As Clinton gears up to attempt to return to the White House, the Benghazi episode is worth keeping in mind as a reminder of the Clintonian politics of personal destruction and ruthless dishonesty that would surely return with her. But the Benghazi revelations weren’t the only such reminder in the news recently. MSNBC’s Melissa Harris-Perry drew some attention for cutting a promo for the network lamenting the lack of a “collective” notion of child-rearing, suggesting that “we have to break through our kind of private idea that kids belong to their parents, or kids belong to their families, and recognize that kids belong to whole communities.”

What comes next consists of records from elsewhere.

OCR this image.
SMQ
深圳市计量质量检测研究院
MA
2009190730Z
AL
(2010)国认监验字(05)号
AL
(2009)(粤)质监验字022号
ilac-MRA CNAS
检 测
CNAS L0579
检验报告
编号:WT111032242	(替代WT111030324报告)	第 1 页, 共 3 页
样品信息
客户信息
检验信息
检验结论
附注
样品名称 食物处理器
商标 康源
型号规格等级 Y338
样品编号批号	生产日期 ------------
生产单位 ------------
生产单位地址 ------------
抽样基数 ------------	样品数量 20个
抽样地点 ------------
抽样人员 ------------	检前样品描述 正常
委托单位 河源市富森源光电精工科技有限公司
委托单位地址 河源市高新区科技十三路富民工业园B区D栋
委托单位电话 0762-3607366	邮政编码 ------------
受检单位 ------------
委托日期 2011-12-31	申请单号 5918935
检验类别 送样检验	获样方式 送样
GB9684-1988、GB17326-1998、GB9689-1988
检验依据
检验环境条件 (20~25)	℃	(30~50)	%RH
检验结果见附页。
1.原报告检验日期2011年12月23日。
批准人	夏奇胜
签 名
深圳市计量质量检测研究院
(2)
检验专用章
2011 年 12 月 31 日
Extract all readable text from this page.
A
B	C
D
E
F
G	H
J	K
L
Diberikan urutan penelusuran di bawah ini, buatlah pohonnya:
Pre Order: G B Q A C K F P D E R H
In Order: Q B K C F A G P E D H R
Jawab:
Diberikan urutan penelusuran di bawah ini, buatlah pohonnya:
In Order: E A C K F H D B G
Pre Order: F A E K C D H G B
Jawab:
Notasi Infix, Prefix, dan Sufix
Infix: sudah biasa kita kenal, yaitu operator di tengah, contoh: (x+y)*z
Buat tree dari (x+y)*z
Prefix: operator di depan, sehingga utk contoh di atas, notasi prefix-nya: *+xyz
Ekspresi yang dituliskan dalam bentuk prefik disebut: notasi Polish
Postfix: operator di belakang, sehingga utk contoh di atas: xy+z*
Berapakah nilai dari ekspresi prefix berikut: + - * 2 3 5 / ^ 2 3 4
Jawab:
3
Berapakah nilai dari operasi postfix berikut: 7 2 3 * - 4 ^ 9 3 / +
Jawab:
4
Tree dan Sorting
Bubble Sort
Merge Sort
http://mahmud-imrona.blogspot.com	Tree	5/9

This generated the attention MSNBC was looking for, since it was creepy and mildly totalitarian, and people seemed genuinely surprised that this was the image the network wanted to project of its own programming. (If the public actually watched MSNBC they would probably be less surprised, but they don’t.) Yet if Harris-Perry’s Orwellian idea of who your children belong to sounded familiar, it should: as Jonah Goldberg wrote in a 2007 column, Hillary Clinton once said that “As adults we have to start thinking and believing that there isn’t really any such thing as someone else’s child. … For that reason, we cannot permit discussions of children and families to be subverted by political or ideological debate.”
Goldberg protested:
But here’s the thing: There really is such a thing as somebody else’s child. I don’t want to live in a country where there’s no such thing as somebody else’s child, because that means there’s no such thing as my child. And the fact is, my child is mine and nobody else’s (save, of course, for her mother). Almost as important, I don’t want to live in a country where I am a “subversive” simply by offering political or ideological debate against this vision.
That objection to Clinton’s worldview was relevant then and is relevant now. Clinton is popular largely because she has stayed out of the partisan fray and enjoyed the approval ratings shared by secretaries of state from both parties (though a lower approval rating than some of her predecessors). But if and when Clinton runs for president again, it’s worth remembering what brand of politics she’ll bring with her.